Second, history, as it always has, is demanding change of us. The future we face is filled with both promise and peril. In order to face the challenges we must jettison the old dogma of division. In order to embrace and fulfill the promises we must unify. Our national task as we move ahead is to ensure that that the pendulum of division that has swung too far in one direction now brings us back to a realization that we must once again be one people.

If we refuse to embrace change we will, as Solzhenitsyn said, become victims of the “pitiless crowbar of events.”

The poet laureate of my generation expressed this theme at another of those times when we were on the brink:

Yes, change is once again in the air. The pendulum is swinging. It’s the one great constant of the American way.

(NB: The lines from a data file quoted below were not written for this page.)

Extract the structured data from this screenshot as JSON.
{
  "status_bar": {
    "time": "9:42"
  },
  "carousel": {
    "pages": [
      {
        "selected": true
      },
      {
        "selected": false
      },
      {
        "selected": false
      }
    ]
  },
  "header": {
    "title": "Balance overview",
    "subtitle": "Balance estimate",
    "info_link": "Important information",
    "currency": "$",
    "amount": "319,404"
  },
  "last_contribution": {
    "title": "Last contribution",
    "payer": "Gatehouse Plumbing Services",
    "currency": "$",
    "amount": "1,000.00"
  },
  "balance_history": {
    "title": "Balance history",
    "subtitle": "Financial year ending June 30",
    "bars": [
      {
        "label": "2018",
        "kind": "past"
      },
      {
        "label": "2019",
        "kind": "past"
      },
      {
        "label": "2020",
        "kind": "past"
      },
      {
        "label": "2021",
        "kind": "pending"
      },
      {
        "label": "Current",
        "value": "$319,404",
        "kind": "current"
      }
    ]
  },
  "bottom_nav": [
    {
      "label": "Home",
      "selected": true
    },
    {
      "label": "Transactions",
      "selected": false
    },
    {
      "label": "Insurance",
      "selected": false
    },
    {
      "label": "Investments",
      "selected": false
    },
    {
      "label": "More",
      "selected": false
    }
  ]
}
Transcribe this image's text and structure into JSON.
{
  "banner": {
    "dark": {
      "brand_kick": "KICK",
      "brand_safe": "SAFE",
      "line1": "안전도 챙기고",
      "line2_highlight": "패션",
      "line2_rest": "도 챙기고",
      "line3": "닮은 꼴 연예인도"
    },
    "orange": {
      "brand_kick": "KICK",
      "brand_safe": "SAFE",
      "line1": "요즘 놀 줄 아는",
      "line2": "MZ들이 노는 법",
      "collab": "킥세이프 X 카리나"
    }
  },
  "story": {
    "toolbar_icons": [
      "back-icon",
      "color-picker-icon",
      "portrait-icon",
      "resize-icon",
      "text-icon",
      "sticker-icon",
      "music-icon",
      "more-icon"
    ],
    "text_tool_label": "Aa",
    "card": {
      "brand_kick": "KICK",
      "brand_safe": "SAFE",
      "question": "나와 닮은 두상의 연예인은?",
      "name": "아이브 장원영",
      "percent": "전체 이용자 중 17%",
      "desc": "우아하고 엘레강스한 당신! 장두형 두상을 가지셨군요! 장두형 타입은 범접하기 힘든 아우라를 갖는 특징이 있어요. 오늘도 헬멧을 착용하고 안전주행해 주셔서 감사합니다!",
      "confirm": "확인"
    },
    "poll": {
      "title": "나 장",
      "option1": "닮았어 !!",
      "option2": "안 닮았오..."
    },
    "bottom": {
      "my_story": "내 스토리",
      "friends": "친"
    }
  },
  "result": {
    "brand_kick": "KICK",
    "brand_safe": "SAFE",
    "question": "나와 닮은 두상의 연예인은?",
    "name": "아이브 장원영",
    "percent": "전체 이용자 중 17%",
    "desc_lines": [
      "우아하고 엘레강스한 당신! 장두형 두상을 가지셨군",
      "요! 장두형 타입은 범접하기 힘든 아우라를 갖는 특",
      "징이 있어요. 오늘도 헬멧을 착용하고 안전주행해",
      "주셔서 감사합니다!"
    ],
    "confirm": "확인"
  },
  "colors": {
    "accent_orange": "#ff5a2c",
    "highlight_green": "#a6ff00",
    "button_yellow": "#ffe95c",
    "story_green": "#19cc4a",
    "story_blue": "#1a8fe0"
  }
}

Political leaders from my generation and the generations of our forefathers have also come our way to call upon us to embrace the changes necessitated by history:

“What does the change mean? That is the question that is uppermost in our minds to-day. That is the question I am going to try to answer, in order, if I may, to interpret the occasion. It means much more than the mere success of a party. The success of a party means little except when the Nation is using that party for a large and definite purpose. No one can mistake the purpose for which the Nation now seeks to use the Democratic Party. It seeks to use it to interpret a change in its own plans and point of view. Some old things with which we had grown familiar, and which had begun to creep into the very habit of our thought and of our lives, have altered their aspect as we have latterly looked critically upon them, with fresh, awakened eyes.”
- Woodrow Wilson

“Restoration calls, however, not for changes in ethics alone. This Nation asks for action, and action now.”
- Franklin D Roosevelt

“It is because we, all of us, hold to these principles that the political changes accomplished this day do not imply turbulence, upheaval or disorder. Rather this change expresses a purpose of strengthening our dedication and devotion to the precepts of our founding documents, a conscious renewal of faith in our country and in the watchfulness of a Divine Providence.”
- Dwight Eisenhower

“I do not believe that the Great Society is the ordered, changeless, and sterile battalion of the ants. It is the excitement of becoming--always becoming, trying, probing, falling, resting, and trying again--but always trying and always gaining.”
- Lyndon Johnson

“My fellow citizens, today we celebrate the mystery of American renewal. This ceremony is held in the depth of winter, but by the words we speak and the faces we show the world, we force the spring. A spring reborn in the world's oldest democracy, that brings forth the vision and courage to reinvent America. When our founders boldly declared America's independence to the world, and our purposes to the Almighty, they knew that America, to endure, would have to change. Not change for change sake, but change to preserve America's ideals: life, liberty, the pursuit of happiness.”
- Bill Clinton

So, the time for change has come. The time for dreams to once again become the currency of American life has dawned. That’s why I believe that change is the paramount issue in this election.